A rename can end in one of these states:
appliedmissing_sourcetarget_exists
missing_source and target_exists are reported but are not treated as fatal errors.
Other rename I/O failures are fatal.
There is no automatic rollback for partial progress during Clean.
In Delete mode, removed files are gone unless you have your own backup or can restore them another way.
In Quarantine mode, removed files are moved into .modcleaner_quarantine/<timestamp>/, which gives you a manual recovery path, but rename operations and other partial-progress cases are still not rolled back automatically.
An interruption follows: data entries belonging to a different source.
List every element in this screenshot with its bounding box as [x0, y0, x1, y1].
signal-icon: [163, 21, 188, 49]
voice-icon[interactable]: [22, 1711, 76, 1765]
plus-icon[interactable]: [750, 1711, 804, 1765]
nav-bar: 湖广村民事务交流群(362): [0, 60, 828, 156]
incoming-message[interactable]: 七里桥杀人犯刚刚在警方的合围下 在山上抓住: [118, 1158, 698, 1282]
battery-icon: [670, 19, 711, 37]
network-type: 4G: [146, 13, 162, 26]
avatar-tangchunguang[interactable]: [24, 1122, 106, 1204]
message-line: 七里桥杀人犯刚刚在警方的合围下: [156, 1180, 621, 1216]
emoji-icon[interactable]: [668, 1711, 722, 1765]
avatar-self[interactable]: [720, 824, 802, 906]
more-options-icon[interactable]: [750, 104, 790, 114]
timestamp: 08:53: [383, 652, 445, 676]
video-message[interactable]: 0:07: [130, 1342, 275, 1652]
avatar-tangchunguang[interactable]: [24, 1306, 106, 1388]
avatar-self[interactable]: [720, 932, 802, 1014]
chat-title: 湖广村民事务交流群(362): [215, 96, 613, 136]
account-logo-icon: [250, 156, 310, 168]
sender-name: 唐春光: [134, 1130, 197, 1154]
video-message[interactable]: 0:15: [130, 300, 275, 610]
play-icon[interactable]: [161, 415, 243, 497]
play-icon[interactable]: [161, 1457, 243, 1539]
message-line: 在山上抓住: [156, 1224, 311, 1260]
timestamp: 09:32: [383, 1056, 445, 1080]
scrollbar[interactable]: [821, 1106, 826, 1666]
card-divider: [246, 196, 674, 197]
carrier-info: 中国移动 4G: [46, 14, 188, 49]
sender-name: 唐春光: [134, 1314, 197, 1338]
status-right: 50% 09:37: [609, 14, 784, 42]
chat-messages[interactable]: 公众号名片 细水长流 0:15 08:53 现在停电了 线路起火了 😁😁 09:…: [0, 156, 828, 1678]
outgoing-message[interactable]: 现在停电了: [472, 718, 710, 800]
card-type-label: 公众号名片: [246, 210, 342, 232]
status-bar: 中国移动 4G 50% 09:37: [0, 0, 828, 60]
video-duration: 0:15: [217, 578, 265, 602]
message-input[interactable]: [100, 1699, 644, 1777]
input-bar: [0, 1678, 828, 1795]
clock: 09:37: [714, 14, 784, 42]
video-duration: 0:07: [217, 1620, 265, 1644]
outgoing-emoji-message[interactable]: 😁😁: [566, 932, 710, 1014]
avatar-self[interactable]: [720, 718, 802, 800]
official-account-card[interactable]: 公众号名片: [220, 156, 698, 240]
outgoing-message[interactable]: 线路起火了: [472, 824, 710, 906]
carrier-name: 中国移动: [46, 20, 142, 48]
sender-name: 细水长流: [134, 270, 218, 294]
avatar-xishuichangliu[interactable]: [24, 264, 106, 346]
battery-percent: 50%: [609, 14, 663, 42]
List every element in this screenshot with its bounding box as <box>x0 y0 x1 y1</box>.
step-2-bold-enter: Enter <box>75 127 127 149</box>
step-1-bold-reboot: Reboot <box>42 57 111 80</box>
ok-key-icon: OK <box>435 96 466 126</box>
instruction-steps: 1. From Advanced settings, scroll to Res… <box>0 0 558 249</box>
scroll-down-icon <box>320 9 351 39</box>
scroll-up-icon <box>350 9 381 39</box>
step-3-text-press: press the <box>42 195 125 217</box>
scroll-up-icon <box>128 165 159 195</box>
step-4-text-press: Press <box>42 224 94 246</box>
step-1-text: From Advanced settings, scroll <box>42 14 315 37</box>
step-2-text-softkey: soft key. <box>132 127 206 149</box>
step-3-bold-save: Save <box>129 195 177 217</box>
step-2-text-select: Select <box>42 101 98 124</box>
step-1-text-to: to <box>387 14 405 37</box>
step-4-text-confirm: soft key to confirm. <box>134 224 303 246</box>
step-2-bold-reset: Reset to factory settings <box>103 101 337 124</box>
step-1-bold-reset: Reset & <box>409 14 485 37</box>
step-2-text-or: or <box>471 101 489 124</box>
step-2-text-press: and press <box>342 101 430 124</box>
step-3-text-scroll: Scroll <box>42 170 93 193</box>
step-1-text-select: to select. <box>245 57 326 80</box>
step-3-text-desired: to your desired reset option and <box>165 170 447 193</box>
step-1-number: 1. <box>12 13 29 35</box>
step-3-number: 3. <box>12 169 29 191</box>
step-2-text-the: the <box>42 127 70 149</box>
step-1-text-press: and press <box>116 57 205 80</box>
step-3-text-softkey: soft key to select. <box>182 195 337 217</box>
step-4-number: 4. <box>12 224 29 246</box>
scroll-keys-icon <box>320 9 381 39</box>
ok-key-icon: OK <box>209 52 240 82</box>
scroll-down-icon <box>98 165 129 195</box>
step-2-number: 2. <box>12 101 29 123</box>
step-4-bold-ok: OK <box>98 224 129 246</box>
# Keep core mod framework files
BepInEx/core/**
BepInEx/plugins/*.dll
mods/**
# Restore a vanilla DLL if the modded target has been removed
!rename Game/Binaries/Win64/exchndl-original.dll -> Game/Binaries/Win64/exchndl.dllReview the scan output before cleaning.
Warning
Scan is the review step. Clean applies the current plan and does not provide automatic rollback for partial progress.
This tool can permanently delete files that are not matched by the keeplist. It is best used when:
- you understand the folder you are targeting
- you have a backup, can re-verify game files, or are intentionally using quarantine mode
- you have reviewed the active keeplist
This project is built with Deno.
Available tasks:
deno task dev
deno task test
deno task buildmain.ts- desktop UI and command orchestrationlogic.ts- keeplist parsing, scan planning, cleanup, rename behaviorlogic_test.ts- behavioral tests for core logic
The project is packaged as a desktop app for Windows. A Linux build has been provided and due to the way the logic is structured, it should work on Linux as well. (Untested) A macOS build is not currently planned though it may run fine if built from source.
ModCleaner is a deterministic keep-list cleaner for game folders.
It does not try to detect which files are mods automatically. Instead, it gives you a simple rule:
If a file is not covered by the active keeplist, it is removable.